Back on the mother river there were some true giants about though not surprisingly these proved that bit more challenging to tempt. Well travelled rod Jon Pepper opened his innings with a stunning fish just shy of 6lb and John Wyke was in the thick of it too, tangling with midge feeders topping 5lb. Best of all, Jonathon Tomlinson achieved his PB river wild brown trout that weighed 5lb exactly.
On most days we reached for dry flies, yet any chilly breeze saw us switch to nymphs for continued success. Interestingly, patterns like the PTN and hare’s ear produced the goods, despite trout obviously feeding on small, black midge pupae. These were best presented as a single fly, fished upstream beneath a wee tuft of wool.

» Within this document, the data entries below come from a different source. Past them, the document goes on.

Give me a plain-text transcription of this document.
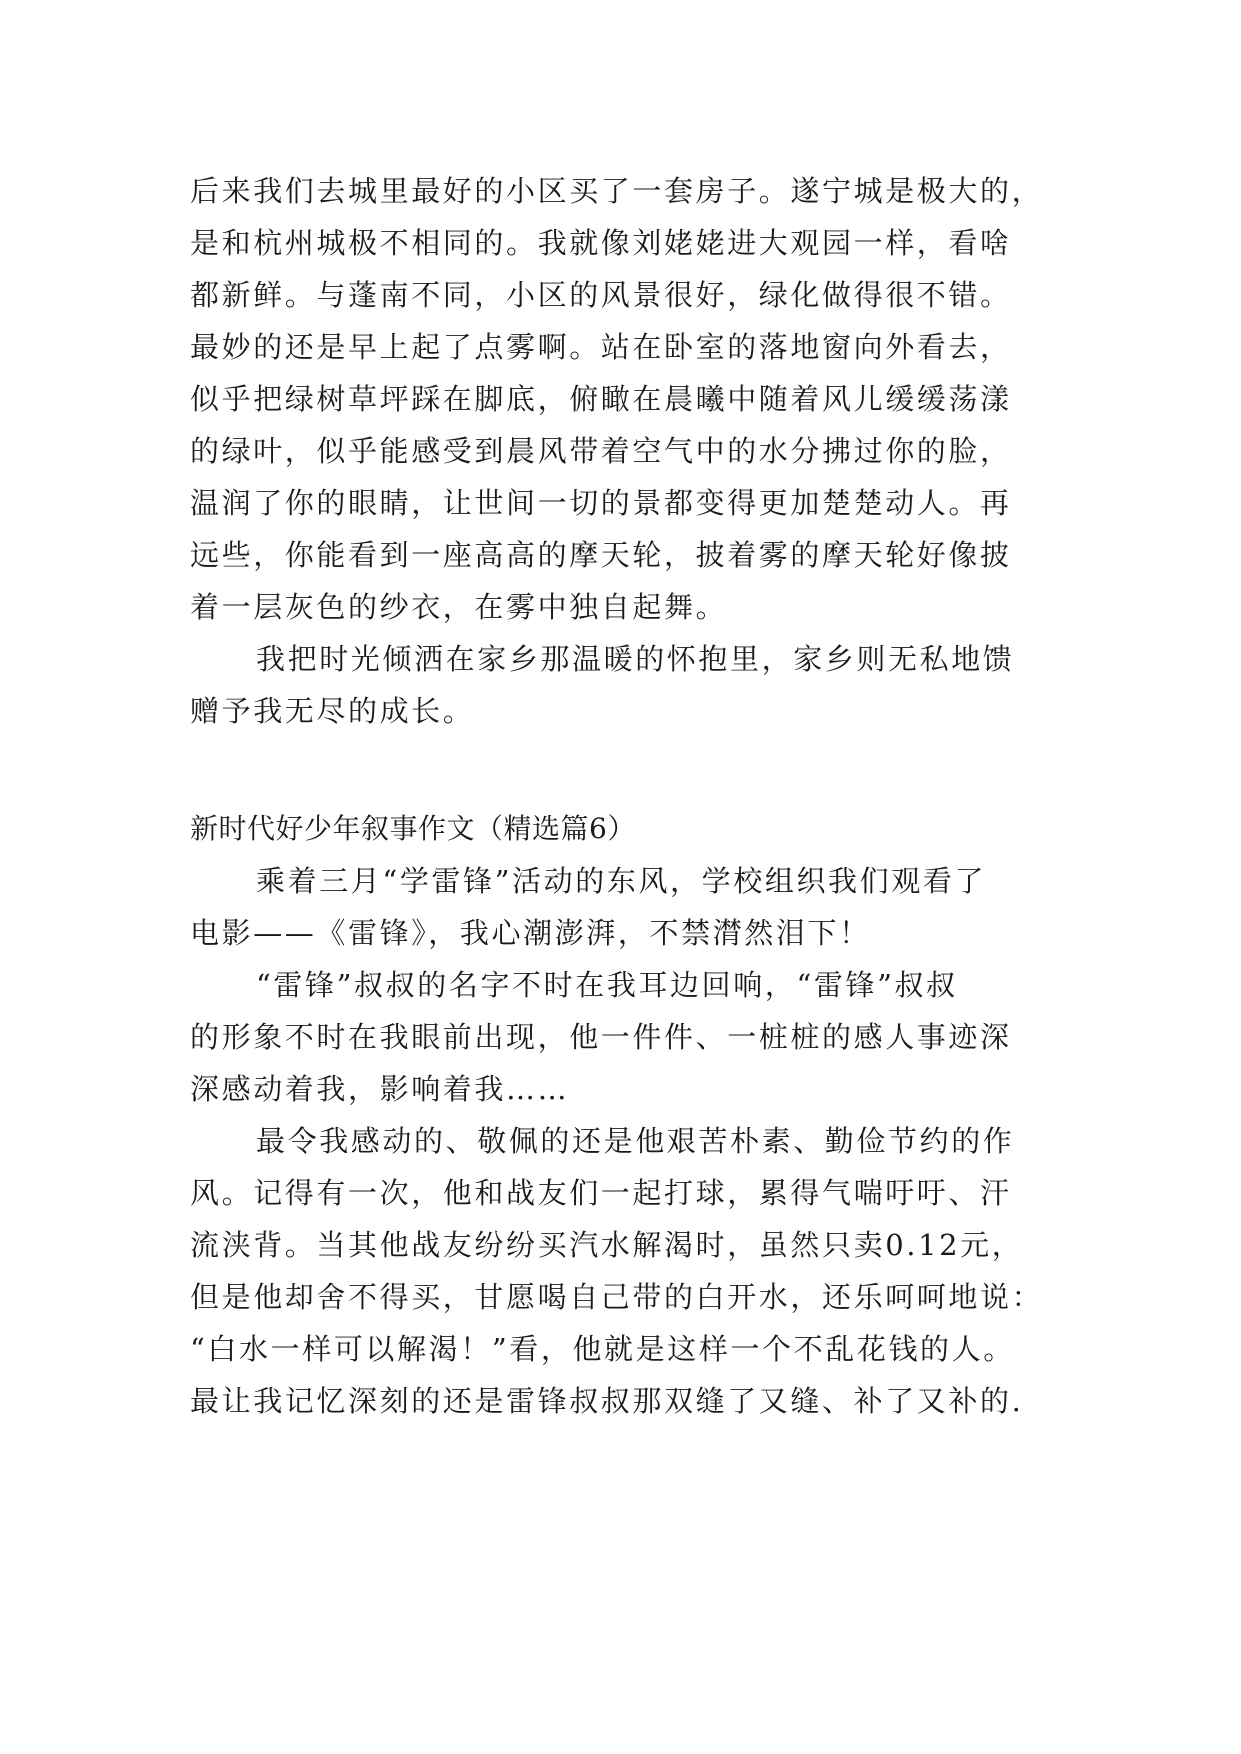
后来我们去城里最好的小区买了一套房子。遂宁城是极大的，
是和杭州城极不相同的。我就像刘姥姥进大观园一样，看啥
都新鲜。与蓬南不同，小区的风景很好，绿化做得很不错。
最妙的还是早上起了点雾啊。站在卧室的落地窗向外看去，
似乎把绿树草坪踩在脚底，俯瞰在晨曦中随着风儿缓缓荡漾
的绿叶，似乎能感受到晨风带着空气中的水分拂过你的脸，
温润了你的眼睛，让世间一切的景都变得更加楚楚动人。再
远些，你能看到一座高高的摩天轮，披着雾的摩天轮好像披
着一层灰色的纱衣，在雾中独自起舞。
我把时光倾洒在家乡那温暖的怀抱里，家乡则无私地馈
赠予我无尽的成长。
新时代好少年叙事作文（精选篇6）
乘着三月“学雷锋”活动的东风，学校组织我们观看了
电影——《雷锋》，我心潮澎湃，不禁潸然泪下！
“雷锋”叔叔的名字不时在我耳边回响，“雷锋”叔叔
的形象不时在我眼前出现，他一件件、一桩桩的感人事迹深
深感动着我，影响着我……
最令我感动的、敬佩的还是他艰苦朴素、勤俭节约的作
风。记得有一次，他和战友们一起打球，累得气喘吁吁、汗
流浃背。当其他战友纷纷买汽水解渴时，虽然只卖0.12元，
但是他却舍不得买，甘愿喝自己带的白开水，还乐呵呵地说：
“白水一样可以解渴！”看，他就是这样一个不乱花钱的人。
最让我记忆深刻的还是雷锋叔叔那双缝了又缝、补了又补的.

Our second leg took us north to the mighty Laxa, just outside the Arctic Circle, renowned for tremendous midge hatches where trout apparently throw caution to the wind. However, by Laxa standards the midge carnival didn’t quite live up to expectations. That said, enough fly emerged to see those broad flowing flats erupt into life when Dave Peggs exclaimed “At times, it was difficult to know where to cast”. Being surrounded by sipping trout on more than one occasion, I can vouch for his comments though imagine what it must be like when one of those legendary hatches occur!
Laid back than most, Kevin Stolz caught the dry fly bug proper, resulting in him spending more time by the water than usual. Thankfully, he was rewarded for his efforts with plenty of taking fish. For me, I never tire from seeing the nebs of solid trout break surface to clamp down on a midge imitation…especially in unspoilt surroundings. In all, one of the most memorable trips we’ve done and with beats already booked at prime time next year, one we aim to repeat!